Suryc11 comments on Train Philosophers with Pearl and Kahneman, not Plato and Kant - Less Wrong

65 Post author: lukeprog 06 December 2012 12:42AM

You are viewing a comment permalink. View the original post to see all comments and the full post content.

Comments (510)

You are viewing a single comment's thread. Show more comments above.

Comment author: Suryc11 04 December 2012 09:42:56PM *  2 points [-]

Hmm, this is a good question. After spending some time thinking about this, I think the problem I have in trying to separate "history of philosophy" from "philosophy" is that such an enterprise almost appears antithetical to the goal(s) of philosophy.* Philosophy seems meant not to be useful or practical, but intended to ask the right sorts of questions, think about things one abstraction deeper/more meta, and question things others don't question. As such, studying the history of philosophy is philosophy--and vice versa--insofar as the goal of philosophy is not to positively answer the right questions but to think philosophically and ask those questions in the first place. So, learning why Aristotle's ideas on physics are wrong is simply not the sort of thing with which philosophy would concern itself--for better or for worse.
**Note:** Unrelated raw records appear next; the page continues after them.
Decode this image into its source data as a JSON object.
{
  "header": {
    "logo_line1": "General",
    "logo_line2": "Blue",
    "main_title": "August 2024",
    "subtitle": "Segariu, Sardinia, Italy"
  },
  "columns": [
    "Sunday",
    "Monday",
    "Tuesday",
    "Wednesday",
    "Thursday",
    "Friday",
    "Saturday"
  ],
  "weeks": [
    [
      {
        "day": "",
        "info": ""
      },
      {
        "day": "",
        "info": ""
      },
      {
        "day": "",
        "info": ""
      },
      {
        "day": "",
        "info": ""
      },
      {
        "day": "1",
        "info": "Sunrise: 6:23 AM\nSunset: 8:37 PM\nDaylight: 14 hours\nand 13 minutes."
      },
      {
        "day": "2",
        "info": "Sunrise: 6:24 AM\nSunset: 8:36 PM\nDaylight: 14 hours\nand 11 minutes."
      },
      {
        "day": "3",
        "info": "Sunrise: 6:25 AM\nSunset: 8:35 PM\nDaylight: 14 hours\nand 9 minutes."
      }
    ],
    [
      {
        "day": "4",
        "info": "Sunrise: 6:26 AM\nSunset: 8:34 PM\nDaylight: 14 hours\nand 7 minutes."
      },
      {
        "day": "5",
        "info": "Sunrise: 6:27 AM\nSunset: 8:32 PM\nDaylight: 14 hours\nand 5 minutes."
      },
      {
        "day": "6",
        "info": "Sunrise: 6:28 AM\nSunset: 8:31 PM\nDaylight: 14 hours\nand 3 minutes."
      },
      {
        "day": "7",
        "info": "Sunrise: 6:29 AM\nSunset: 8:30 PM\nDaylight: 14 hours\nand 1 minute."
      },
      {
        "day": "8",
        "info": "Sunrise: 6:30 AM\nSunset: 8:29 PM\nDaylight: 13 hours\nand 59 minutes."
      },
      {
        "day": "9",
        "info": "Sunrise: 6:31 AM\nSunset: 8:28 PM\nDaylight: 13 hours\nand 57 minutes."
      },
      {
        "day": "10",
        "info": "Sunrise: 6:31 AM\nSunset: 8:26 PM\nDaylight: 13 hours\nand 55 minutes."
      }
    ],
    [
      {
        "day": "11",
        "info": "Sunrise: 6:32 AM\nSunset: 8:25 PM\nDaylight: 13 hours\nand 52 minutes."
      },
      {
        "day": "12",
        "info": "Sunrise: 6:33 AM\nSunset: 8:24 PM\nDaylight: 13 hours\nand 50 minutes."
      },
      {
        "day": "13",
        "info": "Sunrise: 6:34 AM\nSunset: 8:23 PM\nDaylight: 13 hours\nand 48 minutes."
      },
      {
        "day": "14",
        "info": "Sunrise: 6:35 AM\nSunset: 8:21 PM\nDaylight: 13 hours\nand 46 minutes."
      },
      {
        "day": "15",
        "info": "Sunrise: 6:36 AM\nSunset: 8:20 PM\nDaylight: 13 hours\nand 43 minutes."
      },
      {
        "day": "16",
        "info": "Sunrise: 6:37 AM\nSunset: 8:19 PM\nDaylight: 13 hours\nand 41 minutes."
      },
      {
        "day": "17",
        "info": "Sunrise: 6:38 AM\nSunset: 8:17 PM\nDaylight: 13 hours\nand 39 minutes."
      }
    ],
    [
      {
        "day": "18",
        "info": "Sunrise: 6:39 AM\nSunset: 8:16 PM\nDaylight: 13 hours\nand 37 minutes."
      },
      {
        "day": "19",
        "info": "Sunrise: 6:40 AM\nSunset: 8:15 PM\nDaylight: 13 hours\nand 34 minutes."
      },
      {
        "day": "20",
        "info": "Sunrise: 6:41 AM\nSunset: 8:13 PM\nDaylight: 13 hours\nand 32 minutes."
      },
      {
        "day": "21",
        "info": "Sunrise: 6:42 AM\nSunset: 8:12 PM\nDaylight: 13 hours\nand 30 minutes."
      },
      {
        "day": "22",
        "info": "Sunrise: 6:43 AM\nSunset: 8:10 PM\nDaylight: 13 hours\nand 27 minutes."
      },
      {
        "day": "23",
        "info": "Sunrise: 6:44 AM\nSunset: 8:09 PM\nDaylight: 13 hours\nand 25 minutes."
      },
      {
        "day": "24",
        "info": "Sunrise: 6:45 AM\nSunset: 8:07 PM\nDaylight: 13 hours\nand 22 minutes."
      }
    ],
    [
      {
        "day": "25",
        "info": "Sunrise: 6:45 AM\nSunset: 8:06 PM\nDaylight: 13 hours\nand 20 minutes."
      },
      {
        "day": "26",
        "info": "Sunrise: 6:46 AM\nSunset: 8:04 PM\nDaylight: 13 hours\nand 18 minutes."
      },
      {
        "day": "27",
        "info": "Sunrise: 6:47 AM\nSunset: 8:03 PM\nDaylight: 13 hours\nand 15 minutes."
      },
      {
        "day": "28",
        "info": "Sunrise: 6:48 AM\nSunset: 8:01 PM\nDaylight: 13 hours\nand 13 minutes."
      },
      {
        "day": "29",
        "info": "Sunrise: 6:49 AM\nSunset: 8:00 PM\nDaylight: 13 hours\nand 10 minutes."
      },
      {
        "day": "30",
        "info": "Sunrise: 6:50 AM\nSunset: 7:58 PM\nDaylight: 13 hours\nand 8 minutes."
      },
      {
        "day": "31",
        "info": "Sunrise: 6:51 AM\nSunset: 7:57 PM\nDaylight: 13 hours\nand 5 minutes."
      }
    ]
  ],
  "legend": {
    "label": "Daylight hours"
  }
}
*Thinking about it some more, I just realized that I may be conceiving of the goal(s) of philosophy as something different than what most of the posters here do. I get the sense that lukeprog (and others here) wants philosophy to provide answers to the deep questions, or at least attempt to do so. The problem is philosophy is not about that; maybe it should be, but then I'd argue that such a field is precisely what science is, with philosophy as almost a check/balance (making sure that the right questions are still being asked, assumptions questioned, etc.).

Comment author: shminux 04 December 2012 10:25:40PM *  3 points [-]

Philosophy seems meant not to be useful or practical, but intended to ask the right sorts of questions, think about things one abstraction deeper/more meta, and question things others don't question.

How is asking "the right sorts of questions" not "useful or practical"? To "question things others don't question" is what scientists do. Examples: Why do things fall down when let go? (physics) Why do children tend to look like their parents? (genetics) Why does a candle burn? (chemistry)

What are the questions "others take for granted" that philosophy asks? Wikipedia:

Philosophy is the study of general and fundamental problems, such as those connected with reality, existence, knowledge, values, reason, mind, and language.

Most of these are logic, psychology, neuroscience, cognitive science and linguistics, and most recently AI research (esp. knowledge acquisition and reasoning). What's left is "reality" and "existence". Have I missed anything?

Comment author: Suryc11 05 December 2012 12:44:59AM 1 point [-]

Upvoted. I do largely agree with you, and the things that I don't quite agree with you about are things about which I don't think I can form a persuasive argument.

Comment author: BerryPick6 04 December 2012 09:45:35PM 0 points [-]

I get the sense that lukeprog (and others here) wants philosophy to provide answers to the deep questions, or at least attempt to do so. The problem is philosophy is not about that;

I'm pretty sure many philosophers would disagree.

Comment author: Suryc11 04 December 2012 10:04:04PM *  1 point [-]

I fully concede that; that was more what I think it should be about. And if that's true and philosophers really do want to answer those deep questions, philosophy needs to be reformed to incorporate more modern science--something like what lukeprog proposed.